Happiness, and the pursuit of it, is a modern construct. Much like the modern conception of marriage as a union based on romantic love, we often forget that these modern ideals – centred around personal fulfilment – simply didn’t exist only a few generations ago.
What are the implications for the way we manage the workforce? A new study takes a wide lens look at global factors that lead to happiness at work.
To begin, it’s worth noting that there are wider psychological and cultural factors at play. Also, experts are still arguing over what happiness even is and how to measure it.
Social scientists have long been fascinated by the ways that national cultures influence the optimistic or pessimistic outlook of its citizens.
For example, some have suggested that French culture is uniquely geared to encourage a pessimistic outlook by its citizens. Despite ranking near the same level on the “index of human development” (material well-being) as Belgium and Denmark, the nation is 20 per cent lower than its peers on the “happiness scale”.
The flip side of this is the United States, which has long been recognised as the nation with the most ‘optimistic’ people. A study on global perspectives found that Americans are more likely to respond strongly in the affirmative when asked if they’re having “a particularly good day” than their peers in other advanced nations like Germany, the UK, Spain, France, and Japan.
Where normally there’s a general inverse relationship between GDP per capita and daily optimism, the U.S. stands out as the exception among advanced economies. It’s also a gap that’s held despite the anxieties about terrorism and the Global Financial Crisis that have shaped the past decade.
Why? Many suggest that while generally Western societies are geared towards individualism as a means of achieving satisfaction, in America it’s an essential, deeply ingrained mentality connected to national identity.
So, which jobs make you the happiest?
The recently published 2017 World Happiness Report looks closely at the relationship between work and happiness – and comes up with some fascinating results.
Drawing from Gallup World Poll findings, the report surveyed people across 11 broad job types, covering areas including business owner, office worker, or manager, and working in farming, construction, mining, or transport.
The key finding is that white collar workers are far happier in their jobs than blue collar workers.
People around the world who categorise themselves as a manager, an executive, an official, or a professional worker evaluate the quality of their lives at a little over 6 out of 10.

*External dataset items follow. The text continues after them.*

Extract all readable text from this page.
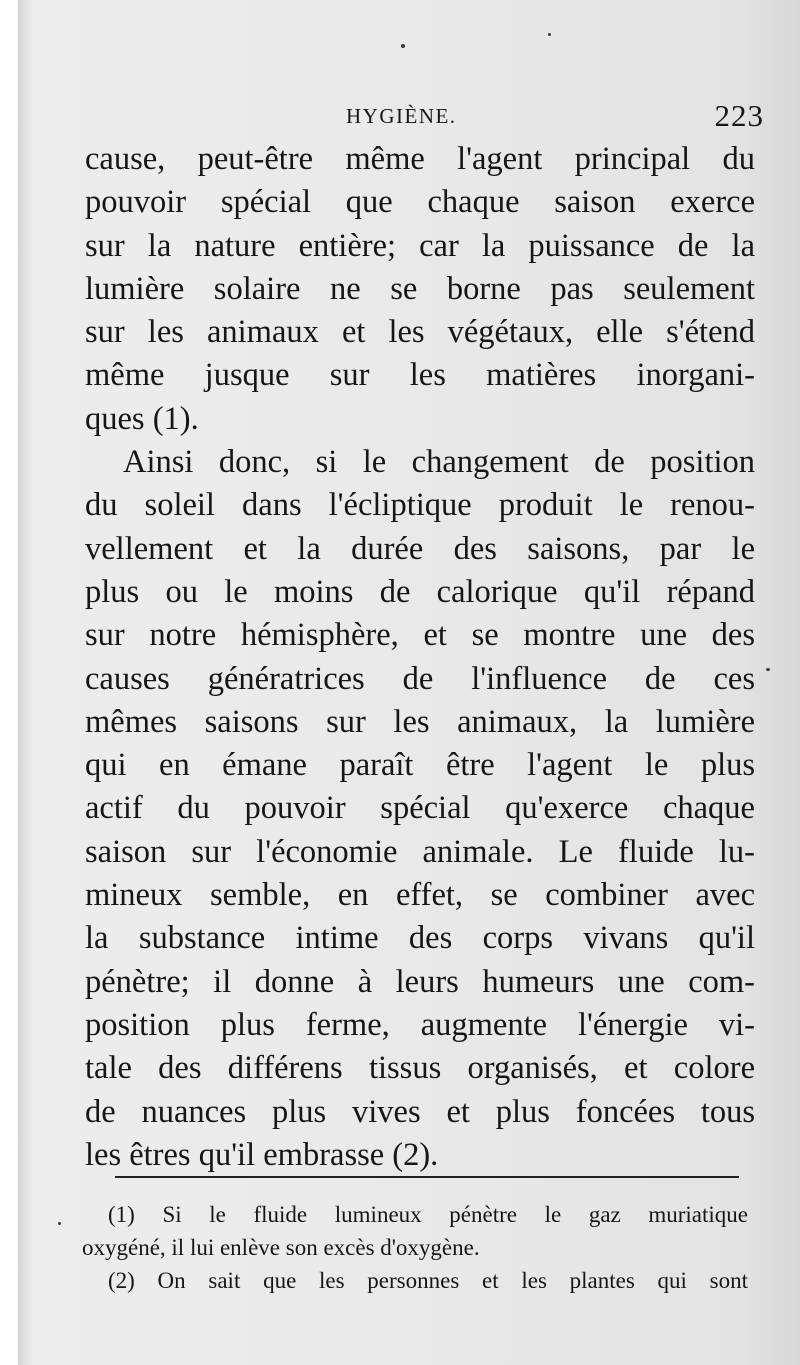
HYGIÈNE.	223
cause, peut-être même l'agent principal du
pouvoir spécial que chaque saison exerce
sur la nature entière; car la puissance de la
lumière solaire ne se borne pas seulement
sur les animaux et les végétaux, elle s'étend
même jusque sur les matières inorgani-
ques (1).
Ainsi donc, si le changement de position
du soleil dans l'écliptique produit le renou-
vellement et la durée des saisons, par le
plus ou le moins de calorique qu'il répand
sur notre hémisphère, et se montre une des
causes génératrices de l'influence de ces
mêmes saisons sur les animaux, la lumière
qui en émane paraît être l'agent le plus
actif du pouvoir spécial qu'exerce chaque
saison sur l'économie animale. Le fluide lu-
mineux semble, en effet, se combiner avec
la substance intime des corps vivans qu'il
pénètre; il donne à leurs humeurs une com-
position plus ferme, augmente l'énergie vi-
tale des différens tissus organisés, et colore
de nuances plus vives et plus foncées tous
les êtres qu'il embrasse (2).
(1) Si le fluide lumineux pénètre le gaz muriatique
oxygéné, il lui enlève son excès d'oxygène.
(2) On sait que les personnes et les plantes qui sont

On the other hand, people working across a number of labor-intensive industries such as construction, mining, manufacturing, transport, farming, fishing, and forestry evaluate their lives around 4.5 out of 10 on average.
Even among professional workers, the study found that senior professionals (manager, executive, official) evaluate their lives significantly higher and report more positive affective experiences than the self-reported happiness of office workers (clerical, sales, or service), even when allowing for income and other variations.
What about work makes people happy?
Further to this, employees in countries across North and South America, Europe, as well as Australia and New Zealand are generally more “satisfied” with their job, with Austria taking the top spot with 95 per cent of respondents reporting being satisfied with their jobs.
The reasons why are what we’ve come to expect.
Apart from high pay correlating with a sense of satisfaction about their jobs and lives more generally, a work-life balance is the next strongest predictor of employee happiness. This is followed by job variety and the need to learn new things, the level of individual autonomy enjoyed, job security and social capital (as measured through the support one receives from fellow workers).
Engagement; it’s complicated
Where things get tricky is the peculiar discrepancy between employee happiness and employee engagement (you can read about this in more detail in Tim Baker’s article today).
The survey’s findings suggest that there is more to employee happiness than simply a level of job satisfaction – even among countries that have relatively high job satisfaction numbers, “active” employee engagement is typically less than 20 per cent. The number drops to 10 per cent in Western Europe, and much less still in East Asia.
Satisfaction is part of the picture, sure, but truly hitting employee happiness involves getting individuals to be positively absorbed by their work and fully committed to advancing the organisation’s interests.
While many of these findings are already clear to most HR professionals, the key takeaway is to recognise that, at work, emotions actually do matter. Happiness at work is important – and more than anything else it’s what leads employees to work harder and smarter.
The next step is recognising what’s needed to make people happier in their job – and how to get there.